We should not expect Joseph is comprehend how this infant would “save his people from their sins.” Nevertheless, he follows instructions and names the baby Jesus, thus embracing his role in the miraculous birth. Simply put, he obeyed God.
Few of us comprehend all that God is doing in the events of our lives. God does not require that we understand. He does require obedience. He required it of Joseph and he requires it of us today. Joseph was an ordinary man called to serve God. God still calls ordinary people to do what he asks them to do. And each of us must decide whether we will live life God’s way or our way.
The flight from Bethlehem into Egypt is another example of Joseph’s obedience. Once again his instructions come from an angel in a dream. Joseph must act quickly to save Jesus from death at the hands of wicked Herod the Great. Losing no time, Joseph leaves in the night and escorts his little family to safety in Egypt.
After some time had passed, the angel is busy again, instructing Joseph to take Mary and Jesus into Israel. Those who wished to kill Jesus are now dead. So Joseph carries out his orders, taking Mary and Jesus back to their home in Nazareth.
The scriptures tell us little of what transpired during Jesus’ childhood. We may assume that Mary and Joseph taught Jesus, and their other children, how to love and honor God as they grew up in the humble home of a carpenter. We can imagine Jesus learning patience in the skill of carpentry as he assisted in constructing fine oxen yokes.
Joseph was not a prominent man. He was an ordinary man. This should get our attention for the Bible shows us that God chooses common people to do his will. He calls people in different ways. Sometimes he has used angels, sometimes dreams. And what He once did, he can do again, if he chooses. But his methods are limitless. He can reach the heart of a man or a woman by a thousand stairways.
Joseph is an example of how we can respond to God. God may speak to us in many ways: through the scriptures, a sermon, circumstances, the words of a trusted friend or the Inner Voice. When he speaks, we can listen and obey. What he asks of us are usually not impressive things but little things, simple things. We need not grasp “the big picture.” It will be enough simply to embrace the tasks at hand and do what He asks us to do. To use the words of Mother Teresa, we can do “small things with great love.” When we do that, not caring who gets the credit, God’s work is done in God’s way to God’s glory.
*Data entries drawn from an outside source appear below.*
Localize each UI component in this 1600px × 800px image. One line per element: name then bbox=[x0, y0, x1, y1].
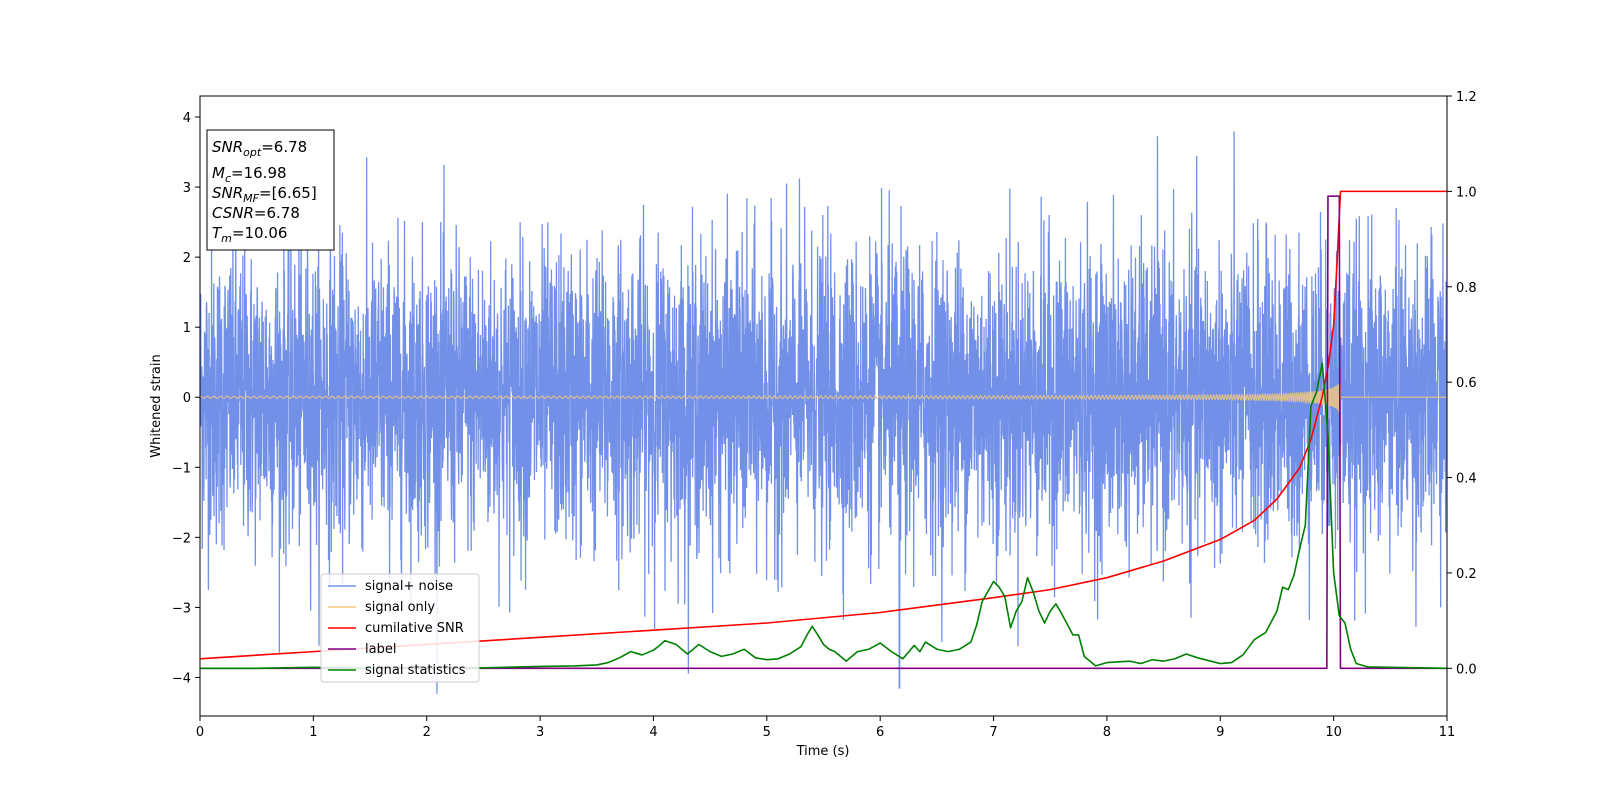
info-csnr-name: CSNR bbox=[212, 204, 254, 222]
x-tick-label: 9 bbox=[1216, 725, 1224, 740]
y-tick-label: 1 bbox=[183, 321, 191, 336]
x-tick-label: 2 bbox=[423, 725, 431, 740]
series-signal-statistics bbox=[200, 362, 1447, 670]
x-tick-label: 11 bbox=[1439, 725, 1456, 740]
info-snr-mf-value: =[6.65] bbox=[259, 184, 317, 202]
info-snr-opt-sub: opt bbox=[243, 146, 262, 159]
x-tick-label: 0 bbox=[196, 725, 204, 740]
info-mc-sub: c bbox=[225, 172, 231, 185]
x-tick-label: 1 bbox=[309, 725, 317, 740]
legend-label-cumulative-snr: cumilative SNR bbox=[365, 621, 464, 636]
y-tick-label: −3 bbox=[172, 601, 191, 616]
legend-label-signal-statistics: signal statistics bbox=[365, 663, 466, 678]
info-tm-sub: m bbox=[221, 232, 232, 245]
legend: signal+ noise signal only cumilative SNR… bbox=[320, 573, 480, 683]
axis-ticks: 0 1 2 3 4 5 6 7 8 9 10 1143210−1−2−3−41.21.00.80.60… bbox=[172, 90, 1477, 740]
x-tick-label: 8 bbox=[1103, 725, 1111, 740]
info-mc-value: =16.98 bbox=[231, 164, 287, 182]
info-snr-mf: SNRMF=[6.65] bbox=[212, 184, 317, 205]
y2-tick-label: 0.6 bbox=[1456, 376, 1477, 391]
y-tick-label: 4 bbox=[183, 111, 191, 126]
info-box: SNRopt=6.78 Mc=16.98 SNRMF=[6.65] CSNR=6… bbox=[206, 129, 335, 251]
x-tick-label: 7 bbox=[989, 725, 997, 740]
y-tick-label: 0 bbox=[183, 391, 191, 406]
info-tm-value: =10.06 bbox=[232, 224, 288, 242]
x-tick-label: 3 bbox=[536, 725, 544, 740]
info-box-frame bbox=[206, 129, 335, 251]
info-snr-opt-value: =6.78 bbox=[261, 138, 307, 156]
legend-label-signal-noise: signal+ noise bbox=[365, 579, 453, 594]
axes-frame bbox=[199, 95, 1448, 717]
info-csnr-value: =6.78 bbox=[254, 204, 300, 222]
legend-frame bbox=[320, 573, 480, 683]
info-snr-opt-name: SNR bbox=[212, 138, 243, 156]
y2-tick-label: 1.0 bbox=[1456, 185, 1477, 200]
info-csnr: CSNR=6.78 bbox=[212, 204, 300, 222]
info-mc: Mc=16.98 bbox=[212, 164, 287, 185]
x-tick-label: 5 bbox=[763, 725, 771, 740]
y2-tick-label: 0.0 bbox=[1456, 662, 1477, 677]
y-tick-label: 3 bbox=[183, 181, 191, 196]
y-tick-label: −4 bbox=[172, 671, 191, 686]
info-snr-mf-sub: MF bbox=[243, 192, 259, 205]
series-label bbox=[200, 195, 1447, 670]
info-snr-mf-name: SNR bbox=[212, 184, 243, 202]
y2-tick-label: 0.2 bbox=[1456, 567, 1477, 582]
y-tick-label: −1 bbox=[172, 461, 191, 476]
y-tick-label: 2 bbox=[183, 251, 191, 266]
y-tick-label: −2 bbox=[172, 531, 191, 546]
x-tick-label: 6 bbox=[876, 725, 884, 740]
y2-tick-label: 0.8 bbox=[1456, 281, 1477, 296]
series-cumulative-snr bbox=[200, 190, 1447, 660]
y2-tick-label: 1.2 bbox=[1456, 90, 1477, 105]
info-tm: Tm=10.06 bbox=[212, 224, 287, 245]
info-mc-name: M bbox=[212, 164, 225, 182]
y2-tick-label: 0.4 bbox=[1456, 472, 1477, 487]
x-tick-label: 10 bbox=[1325, 725, 1342, 740]
info-tm-name: T bbox=[212, 224, 223, 242]
x-tick-label: 4 bbox=[649, 725, 657, 740]
legend-label-label: label bbox=[365, 642, 396, 657]
x-axis-label: Time (s) bbox=[796, 744, 850, 759]
series-signal-noise bbox=[200, 131, 1447, 694]
info-snr-opt: SNRopt=6.78 bbox=[212, 138, 307, 159]
legend-label-signal-only: signal only bbox=[365, 600, 435, 615]
series-signal-only bbox=[200, 381, 1447, 414]
y-axis-label: Whitened strain bbox=[149, 354, 164, 457]
plot-area bbox=[200, 131, 1447, 694]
God used the ordinary man Joseph to help the world see Jesus. In these days God wants to use our quiet, humble deeds of love and kindness to show Jesus to the world. People can see Jesus in our ordinary, everyday lives, when we do our best to follow the directions God has given us for living. They will see Jesus when we forgive one another, when we are kind rather than mean, and when we share what we have with the least of our brethren.
No task is small in the eyes of God. No duty God assigns is insignificant. In the grand scheme of things, God will take the obedience of ordinary people and knit it into something beautiful. My obedience, your obedience, can become one small thread in the exquisite tapestry God is weaving with our lives. Join me then in giving thanks for Joseph’s example.